Mereka hening cukup lama di dalam mobil. Terutama Saka. Ia masih bingung dengan perasaannya sendiri. Apakah keputusannya saat ini benar atau tidak.

Satra memberhentikan mobilnya di sebuah rumah besar ber-arsitektur tahun 80'an itu. Mereka turun dari mobil, dan disambut hangat oleh pria yang masih terlihat muda di ambang pintu.

"Saka, Satra." ia memeluk keduanya bergantian sambil tak henti memasang senyuman. "Silahkan masuk."

Mereka pun masuk ke dalam ruangan mewah itu. Ruang tamu yang sangat luas, ditambah barang-barang antik yang harganya selangit.

"Kalian mau minum apa? Nanti bisa dibuatkan." tanya si tuan rumah berbaik hati.

"Tidak usah, Om Verdo. Kita kesini cuman mau ngobrol sebentar." tolak Satra sehalus mungkin.

"Tapi tidak enak kalau seorang tamu datang jauh-jauh tidak diberi minum. Sebentar," Verdo menyuruh salah satu pelayan nya untuk menghadap padanya dan membuatkan dua gelas susu.

Mereka terdiam cukup lama, lalu dua gelas susu telah tersedia di hadapan Saka dan Satra, "Silahkan."

Satra berbisik sepelan mungkin kepada Saka di sampingnya, "Jangan diminum."

"Jadi, kalian ingin bicara apa? Kedatangan kalian kesini pasti sangat penting, kan?" tanya Verdo membuka pembicaraan.

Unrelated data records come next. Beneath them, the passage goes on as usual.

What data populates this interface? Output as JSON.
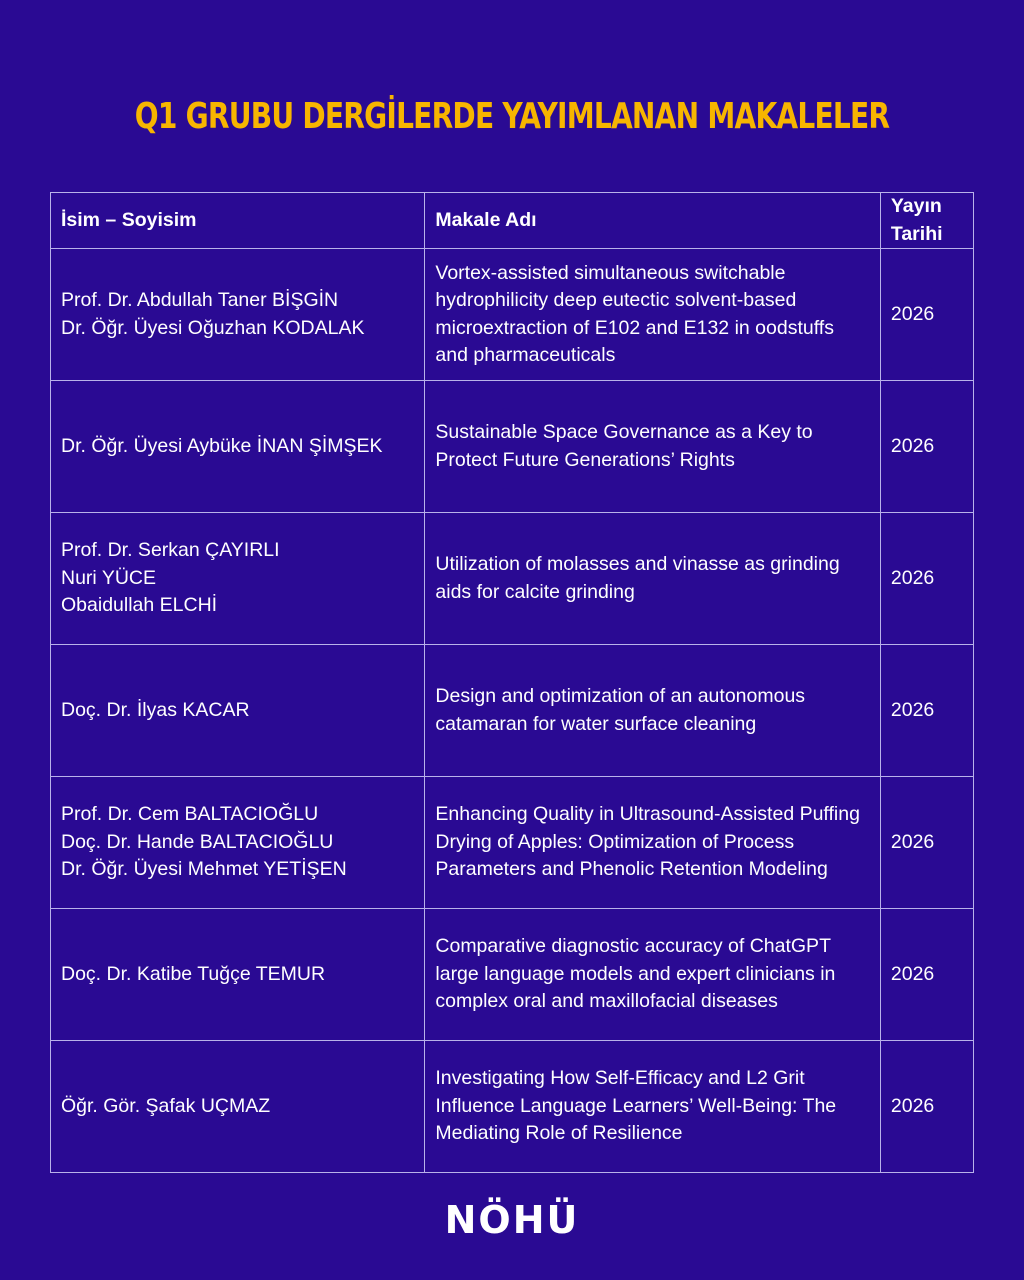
{
  "title": "Q1 GRUBU DERGİLERDE YAYIMLANAN MAKALELER",
  "colors": {
    "background": "#2a0a93",
    "title": "#f7b500",
    "border": "#b9b2ea",
    "text": "#ffffff"
  },
  "table": {
    "headers": [
      "İsim – Soyisim",
      "Makale Adı",
      "Yayın Tarihi"
    ],
    "rows": [
      {
        "names": [
          "Prof. Dr. Abdullah Taner BİŞGİN",
          "Dr. Öğr. Üyesi Oğuzhan KODALAK"
        ],
        "article": "Vortex-assisted simultaneous switchable hydrophilicity deep eutectic solvent-based microextraction of E102 and E132 in oodstuffs and pharmaceuticals",
        "year": "2026"
      },
      {
        "names": [
          "Dr. Öğr. Üyesi Aybüke İNAN ŞİMŞEK"
        ],
        "article": "Sustainable Space Governance as a Key to Protect Future Generations’ Rights",
        "year": "2026"
      },
      {
        "names": [
          "Prof. Dr. Serkan ÇAYIRLI",
          "Nuri YÜCE",
          "Obaidullah ELCHİ"
        ],
        "article": "Utilization of molasses and vinasse as grinding aids for calcite grinding",
        "year": "2026"
      },
      {
        "names": [
          "Doç. Dr. İlyas KACAR"
        ],
        "article": "Design and optimization of an autonomous catamaran for water surface cleaning",
        "year": "2026"
      },
      {
        "names": [
          "Prof. Dr. Cem BALTACIOĞLU",
          "Doç. Dr. Hande BALTACIOĞLU",
          "Dr. Öğr. Üyesi Mehmet YETİŞEN"
        ],
        "article": "Enhancing Quality in Ultrasound-Assisted Puffing Drying of Apples: Optimization of Process Parameters and Phenolic Retention Modeling",
        "year": "2026"
      },
      {
        "names": [
          "Doç. Dr. Katibe Tuğçe TEMUR"
        ],
        "article": "Comparative diagnostic accuracy of ChatGPT large language models and expert clinicians in complex oral and maxillofacial diseases",
        "year": "2026"
      },
      {
        "names": [
          "Öğr. Gör. Şafak UÇMAZ"
        ],
        "article": "Investigating How Self-Efficacy and L2 Grit Influence Language Learners’ Well-Being: The Mediating Role of Resilience",
        "year": "2026"
      }
    ]
  },
  "logo": "NÖHÜ"
}
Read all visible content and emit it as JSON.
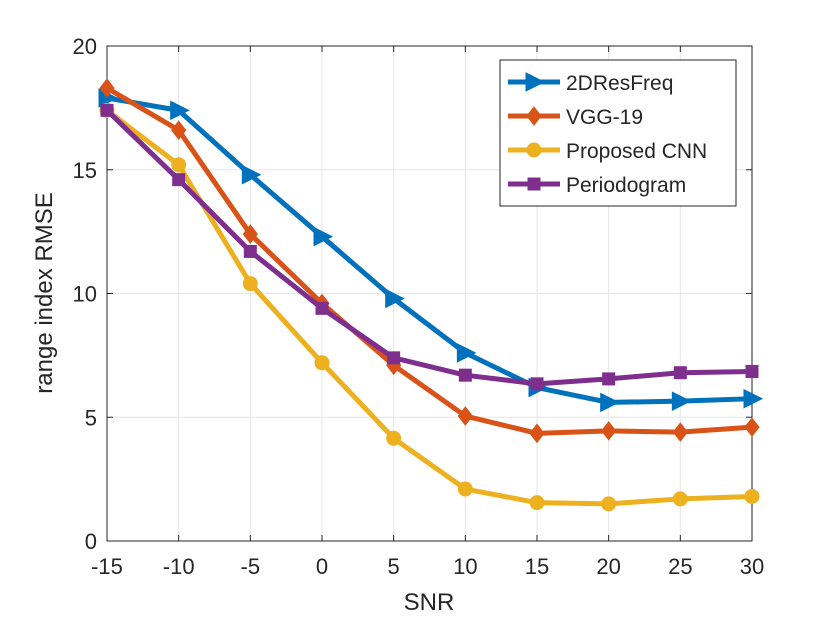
{
  "chart_data": {
    "type": "line",
    "title": "",
    "xlabel": "SNR",
    "ylabel": "range index RMSE",
    "x": [
      -15,
      -10,
      -5,
      0,
      5,
      10,
      15,
      20,
      25,
      30
    ],
    "xlim": [
      -15,
      30
    ],
    "ylim": [
      0,
      20
    ],
    "xticks": [
      "-15",
      "-10",
      "-5",
      "0",
      "5",
      "10",
      "15",
      "20",
      "25",
      "30"
    ],
    "xtick_values": [
      -15,
      -10,
      -5,
      0,
      5,
      10,
      15,
      20,
      25,
      30
    ],
    "yticks": [
      "0",
      "5",
      "10",
      "15",
      "20"
    ],
    "ytick_values": [
      0,
      5,
      10,
      15,
      20
    ],
    "grid": true,
    "legend_position": "top-right",
    "series": [
      {
        "name": "2DResFreq",
        "color": "#0072BD",
        "marker": "triangle-right",
        "values": [
          17.9,
          17.4,
          14.8,
          12.3,
          9.8,
          7.6,
          6.2,
          5.6,
          5.65,
          5.75
        ]
      },
      {
        "name": "VGG-19",
        "color": "#D95319",
        "marker": "diamond",
        "values": [
          18.3,
          16.6,
          12.4,
          9.6,
          7.1,
          5.05,
          4.35,
          4.45,
          4.4,
          4.6
        ]
      },
      {
        "name": "Proposed CNN",
        "color": "#EDB120",
        "marker": "circle",
        "values": [
          17.4,
          15.2,
          10.4,
          7.2,
          4.15,
          2.1,
          1.55,
          1.5,
          1.7,
          1.8
        ]
      },
      {
        "name": "Periodogram",
        "color": "#7E2F8E",
        "marker": "square",
        "values": [
          17.4,
          14.6,
          11.7,
          9.4,
          7.4,
          6.7,
          6.35,
          6.55,
          6.8,
          6.85
        ]
      }
    ]
  }
}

Satra berdehem, "Ya, kami sebenarnya ingin mengetahui semuanya, Om. Soal cerita dibalik sepuluh tahun yang lalu."

"Kami ingin tau kenapa Ayah kami bisa meninggal dengan cara seperti itu, Om. Beritahu kami." sambung Saka.

Verdo tersenyum singkat, "Sebelumnya kan saya sudah memberitahu pada kalian, Ayah kalian bisa tewas seperti itu karena ulah musuh bebuyutan kita, Rodriguez."